Phil: Well, well, well. It looks like we might actually have a three-way race on our hands. With Sen. Angus King’s endorsement of Eliot Cutler, maybe Cutler will rise above the 12.6 percent he is currently garnering in the governor’s race.

Ethan: Not sure a blessing from even the likes of King can make Eliot governor. The political graveyard is full of big named endorsements that never went anywhere: George Mitchell of Tom Andrews; Olympia Snowe of Kevin Raye; Angus King of gay rights in 1998. Heck, even you endorsed me in my race for mayor and look what happened!

Phil: I still believe you would be a great mayor for Portland. I was actually surprised that Angus made the endorsement. I worked closely with him and Mike Michaud when I served on the Appropriations Committee in the Maine Senate. I know that Angus respects Mike and works well with him. Seems unusual that he would now turn around and work against someone he relied on as governor.

Ethan: Agreed. I wonder if there was any quid pro quo from the 2012 U.S. Senate race? Eliot worked hard for Angus that year and when Charlie Summers cut the deficit below five points, over $1 million came in from Americans Elect to prop Angus back up. Guess who served on their board just prior to joining Angus’ team? You guessed it, Eliot Cutler.

Phil: I remember it well. New York Mayor Michael Bloomberg and his buddies’ bucks came to the rescue. I expect you are correct that some political payback was/is going on here. King doesn’t usually stick his neck out (although he did endorse me once) so there must be some reason he is endorsing someone who is down 30 points in the polls.

Ethan: Regardless of the reason, do you think the endorsement will have much of an impact?

Phil: In the short run for sure. This gives Eliot’s campaign a fresh start and the media something to talk about during a thin August news cycle. Speaking of which, did you notice Cutler synchronized the endorsement with a new television ad?

Ethan: Sure did. Good spot. First guy to speak into the camera and he is starting to fill in the gap about what he’s been doing for the past four years. Plus, it showed a gentler Cutler – warm and smiling.

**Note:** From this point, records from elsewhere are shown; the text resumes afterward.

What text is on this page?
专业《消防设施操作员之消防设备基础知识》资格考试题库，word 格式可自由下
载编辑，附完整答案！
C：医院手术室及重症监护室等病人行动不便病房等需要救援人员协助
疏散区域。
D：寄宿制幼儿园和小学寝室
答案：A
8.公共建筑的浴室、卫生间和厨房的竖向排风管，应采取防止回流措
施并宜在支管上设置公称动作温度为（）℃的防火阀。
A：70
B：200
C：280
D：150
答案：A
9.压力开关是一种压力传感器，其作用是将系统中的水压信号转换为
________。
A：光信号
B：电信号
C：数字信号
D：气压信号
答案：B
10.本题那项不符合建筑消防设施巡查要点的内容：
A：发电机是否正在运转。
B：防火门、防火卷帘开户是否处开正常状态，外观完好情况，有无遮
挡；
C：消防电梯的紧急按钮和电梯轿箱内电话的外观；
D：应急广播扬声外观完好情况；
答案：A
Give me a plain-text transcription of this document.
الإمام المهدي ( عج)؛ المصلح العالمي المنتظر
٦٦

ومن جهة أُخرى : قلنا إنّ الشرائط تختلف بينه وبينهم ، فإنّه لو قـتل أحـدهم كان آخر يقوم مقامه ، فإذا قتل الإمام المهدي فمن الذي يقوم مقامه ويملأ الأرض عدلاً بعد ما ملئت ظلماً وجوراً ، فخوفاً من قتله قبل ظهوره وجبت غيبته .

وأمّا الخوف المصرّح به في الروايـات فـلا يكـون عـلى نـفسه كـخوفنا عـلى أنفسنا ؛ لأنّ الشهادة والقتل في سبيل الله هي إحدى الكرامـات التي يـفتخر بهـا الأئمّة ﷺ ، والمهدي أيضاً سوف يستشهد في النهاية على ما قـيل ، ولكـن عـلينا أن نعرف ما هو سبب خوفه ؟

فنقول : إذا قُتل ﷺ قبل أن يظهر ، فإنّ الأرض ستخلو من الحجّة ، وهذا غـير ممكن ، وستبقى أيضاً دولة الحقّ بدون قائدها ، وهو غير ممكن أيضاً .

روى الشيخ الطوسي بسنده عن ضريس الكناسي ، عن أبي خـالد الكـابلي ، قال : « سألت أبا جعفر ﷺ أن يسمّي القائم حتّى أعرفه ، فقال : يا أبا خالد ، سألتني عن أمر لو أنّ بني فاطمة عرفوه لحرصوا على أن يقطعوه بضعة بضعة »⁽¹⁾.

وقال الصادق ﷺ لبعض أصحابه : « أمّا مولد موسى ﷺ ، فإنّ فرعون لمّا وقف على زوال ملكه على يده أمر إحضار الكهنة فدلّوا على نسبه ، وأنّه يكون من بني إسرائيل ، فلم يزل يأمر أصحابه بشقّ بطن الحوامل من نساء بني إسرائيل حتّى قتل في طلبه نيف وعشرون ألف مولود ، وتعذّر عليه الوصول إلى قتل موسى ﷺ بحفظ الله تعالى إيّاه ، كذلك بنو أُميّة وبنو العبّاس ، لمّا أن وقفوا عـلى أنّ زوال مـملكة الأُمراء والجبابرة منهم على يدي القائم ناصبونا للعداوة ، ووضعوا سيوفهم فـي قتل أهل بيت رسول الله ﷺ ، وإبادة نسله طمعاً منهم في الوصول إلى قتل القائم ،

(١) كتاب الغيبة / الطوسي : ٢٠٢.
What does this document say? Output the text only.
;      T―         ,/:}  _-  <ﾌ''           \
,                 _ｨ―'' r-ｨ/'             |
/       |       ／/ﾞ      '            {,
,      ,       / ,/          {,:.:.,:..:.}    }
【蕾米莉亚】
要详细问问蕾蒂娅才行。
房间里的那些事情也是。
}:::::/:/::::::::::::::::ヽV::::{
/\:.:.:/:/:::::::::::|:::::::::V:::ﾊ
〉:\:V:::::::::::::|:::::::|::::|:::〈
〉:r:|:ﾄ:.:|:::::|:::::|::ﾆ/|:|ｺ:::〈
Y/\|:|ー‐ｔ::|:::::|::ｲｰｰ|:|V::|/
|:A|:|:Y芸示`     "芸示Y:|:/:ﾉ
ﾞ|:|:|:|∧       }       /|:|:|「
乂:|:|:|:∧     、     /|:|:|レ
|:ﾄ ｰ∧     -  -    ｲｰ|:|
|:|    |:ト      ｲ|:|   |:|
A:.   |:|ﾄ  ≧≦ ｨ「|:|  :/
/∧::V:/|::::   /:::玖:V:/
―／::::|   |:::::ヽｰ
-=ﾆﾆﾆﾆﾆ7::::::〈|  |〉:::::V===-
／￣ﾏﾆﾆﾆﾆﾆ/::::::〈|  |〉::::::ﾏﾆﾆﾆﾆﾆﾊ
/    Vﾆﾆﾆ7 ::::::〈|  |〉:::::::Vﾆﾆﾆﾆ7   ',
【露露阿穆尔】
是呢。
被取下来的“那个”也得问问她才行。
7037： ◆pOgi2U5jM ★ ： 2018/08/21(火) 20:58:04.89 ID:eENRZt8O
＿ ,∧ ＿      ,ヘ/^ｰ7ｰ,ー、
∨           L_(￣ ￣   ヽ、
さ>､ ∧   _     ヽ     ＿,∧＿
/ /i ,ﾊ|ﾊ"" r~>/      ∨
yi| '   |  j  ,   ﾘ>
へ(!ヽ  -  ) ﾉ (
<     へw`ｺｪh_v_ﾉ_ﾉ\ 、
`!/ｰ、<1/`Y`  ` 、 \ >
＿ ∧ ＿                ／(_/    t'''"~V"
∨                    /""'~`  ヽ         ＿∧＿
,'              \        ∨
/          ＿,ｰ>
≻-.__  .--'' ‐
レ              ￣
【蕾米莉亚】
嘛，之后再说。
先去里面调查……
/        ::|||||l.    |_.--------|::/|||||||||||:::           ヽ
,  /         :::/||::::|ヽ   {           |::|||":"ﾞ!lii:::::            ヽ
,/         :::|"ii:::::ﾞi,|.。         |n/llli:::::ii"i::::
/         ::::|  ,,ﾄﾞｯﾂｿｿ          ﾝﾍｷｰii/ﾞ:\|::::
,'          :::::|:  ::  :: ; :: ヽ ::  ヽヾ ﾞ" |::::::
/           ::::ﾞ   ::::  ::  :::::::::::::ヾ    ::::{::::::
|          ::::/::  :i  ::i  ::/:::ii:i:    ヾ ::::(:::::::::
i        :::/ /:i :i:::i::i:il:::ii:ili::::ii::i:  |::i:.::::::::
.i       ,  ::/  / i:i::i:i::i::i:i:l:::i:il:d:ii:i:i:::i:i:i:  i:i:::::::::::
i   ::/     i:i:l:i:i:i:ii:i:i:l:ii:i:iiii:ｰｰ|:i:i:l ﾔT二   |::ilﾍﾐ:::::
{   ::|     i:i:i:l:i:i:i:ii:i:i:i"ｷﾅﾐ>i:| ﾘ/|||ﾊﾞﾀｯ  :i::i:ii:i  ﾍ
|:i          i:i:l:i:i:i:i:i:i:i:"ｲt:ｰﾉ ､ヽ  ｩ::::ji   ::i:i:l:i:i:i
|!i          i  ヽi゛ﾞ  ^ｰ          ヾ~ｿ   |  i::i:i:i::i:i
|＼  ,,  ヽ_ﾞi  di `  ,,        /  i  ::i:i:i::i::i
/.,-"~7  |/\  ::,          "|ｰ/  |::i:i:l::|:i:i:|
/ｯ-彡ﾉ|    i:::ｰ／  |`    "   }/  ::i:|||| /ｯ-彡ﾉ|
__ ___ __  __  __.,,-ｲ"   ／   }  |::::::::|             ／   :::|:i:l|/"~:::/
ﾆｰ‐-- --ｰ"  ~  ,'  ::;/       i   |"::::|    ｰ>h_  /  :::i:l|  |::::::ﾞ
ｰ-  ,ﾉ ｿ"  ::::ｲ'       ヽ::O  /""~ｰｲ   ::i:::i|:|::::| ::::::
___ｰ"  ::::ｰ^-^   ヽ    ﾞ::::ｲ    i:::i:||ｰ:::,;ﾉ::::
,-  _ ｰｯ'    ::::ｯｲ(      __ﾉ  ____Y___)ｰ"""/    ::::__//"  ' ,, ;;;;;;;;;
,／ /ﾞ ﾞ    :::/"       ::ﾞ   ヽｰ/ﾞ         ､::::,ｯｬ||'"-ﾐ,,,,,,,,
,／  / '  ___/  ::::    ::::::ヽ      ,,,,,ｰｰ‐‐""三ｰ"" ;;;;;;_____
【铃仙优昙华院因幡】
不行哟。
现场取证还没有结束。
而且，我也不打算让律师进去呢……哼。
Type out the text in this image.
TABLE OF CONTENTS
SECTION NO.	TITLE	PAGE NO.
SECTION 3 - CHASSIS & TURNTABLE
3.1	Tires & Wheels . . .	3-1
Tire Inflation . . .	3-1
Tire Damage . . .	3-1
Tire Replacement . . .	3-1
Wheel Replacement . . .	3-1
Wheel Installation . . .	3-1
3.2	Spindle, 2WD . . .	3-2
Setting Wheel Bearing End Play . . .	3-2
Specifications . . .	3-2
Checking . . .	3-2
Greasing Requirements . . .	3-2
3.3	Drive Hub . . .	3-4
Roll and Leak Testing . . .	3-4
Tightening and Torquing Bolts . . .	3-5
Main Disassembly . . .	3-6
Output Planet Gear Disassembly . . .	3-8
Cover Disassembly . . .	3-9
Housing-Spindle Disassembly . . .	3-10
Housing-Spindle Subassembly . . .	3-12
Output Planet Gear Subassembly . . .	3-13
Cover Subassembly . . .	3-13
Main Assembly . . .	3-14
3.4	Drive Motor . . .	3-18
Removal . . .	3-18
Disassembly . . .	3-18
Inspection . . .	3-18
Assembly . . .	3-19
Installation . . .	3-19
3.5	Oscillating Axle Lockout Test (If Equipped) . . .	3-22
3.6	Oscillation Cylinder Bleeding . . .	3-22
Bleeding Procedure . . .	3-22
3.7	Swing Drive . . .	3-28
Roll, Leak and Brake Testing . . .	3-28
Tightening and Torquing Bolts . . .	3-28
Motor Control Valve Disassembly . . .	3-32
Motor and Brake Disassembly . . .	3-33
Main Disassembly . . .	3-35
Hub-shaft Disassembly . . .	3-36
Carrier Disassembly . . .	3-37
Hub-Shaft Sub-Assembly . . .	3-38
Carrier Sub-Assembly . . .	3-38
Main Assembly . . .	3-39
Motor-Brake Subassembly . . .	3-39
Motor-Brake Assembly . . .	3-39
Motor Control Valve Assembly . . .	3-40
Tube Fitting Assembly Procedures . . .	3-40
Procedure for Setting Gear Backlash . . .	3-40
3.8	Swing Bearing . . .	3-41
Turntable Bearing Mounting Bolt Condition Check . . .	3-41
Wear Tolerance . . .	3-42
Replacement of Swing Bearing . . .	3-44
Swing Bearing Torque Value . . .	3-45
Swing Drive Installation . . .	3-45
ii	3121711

Phil: The message I saw most loudly was the business focus of the ad. He comes across very CEO-like. Creating jobs. Encouraging investment. Overall, the ad made me think he is trying to appeal to moderate/conservative men.

Ethan: Maybe he’s looking to steal a few votes from LePage? Lets see if the red team continues its push to promote Cutler if that is the case!

Phil: Hard to see LePage’s voters drifting away if that’s Cutler’s strategy.

Ethan: The one hole is that there are virtually no women in the ad. Only a couple that are essentially bystanders.

Phil: An astute observation that feeds my belief that Cutler’s political scientists are looking to appeal to working male voters. Perhaps this voting demographic is a vein that polling indicates he can attract.

Ethan: Even in an ad appealing to men, you should make sure women are represented, as both Michaud and LePage did in their opening salvos. I expect it was an oversight that will be fixed in the next ad.

Phil: If we get back to Angus and his endorsement, clearly Democrats like Angus better than Republicans. And if Angus goes “all in” to support Eliot by engaging in some actual hand-to-hand campaigning, I think its impact will most likely come at Michaud’s expense.

Ethan: Yes, I would say that is true. But again, we both agree that endorsements rarely carry much weight over time. If I were Michaud, I would simply continue doing what I am doing. Roll out a few big name endorsements of my own, keep running the kinds of ads he has been running, and keep shaking hands. I would say the same to LePage.

Phil: Agreed. The King endorsement does not fundamentally change anything. It perhaps encourages voters to take another look at Eliot, but for him to truly get back in this race, he needs to get his campaign on message (do they even have a message this time?) and get more ads on TV like the one he is running. But if he gets to Labor Day and the polls still show him barely in double digits, this latest endorsement will join that political graveyard you mentioned earlier.

Ethan: Do you think it will do any damage to King, if that ends up being the case?

Phil: Are you kidding? He’ll have four more years in the Senate before he has to face voters again. This will be a distant memory.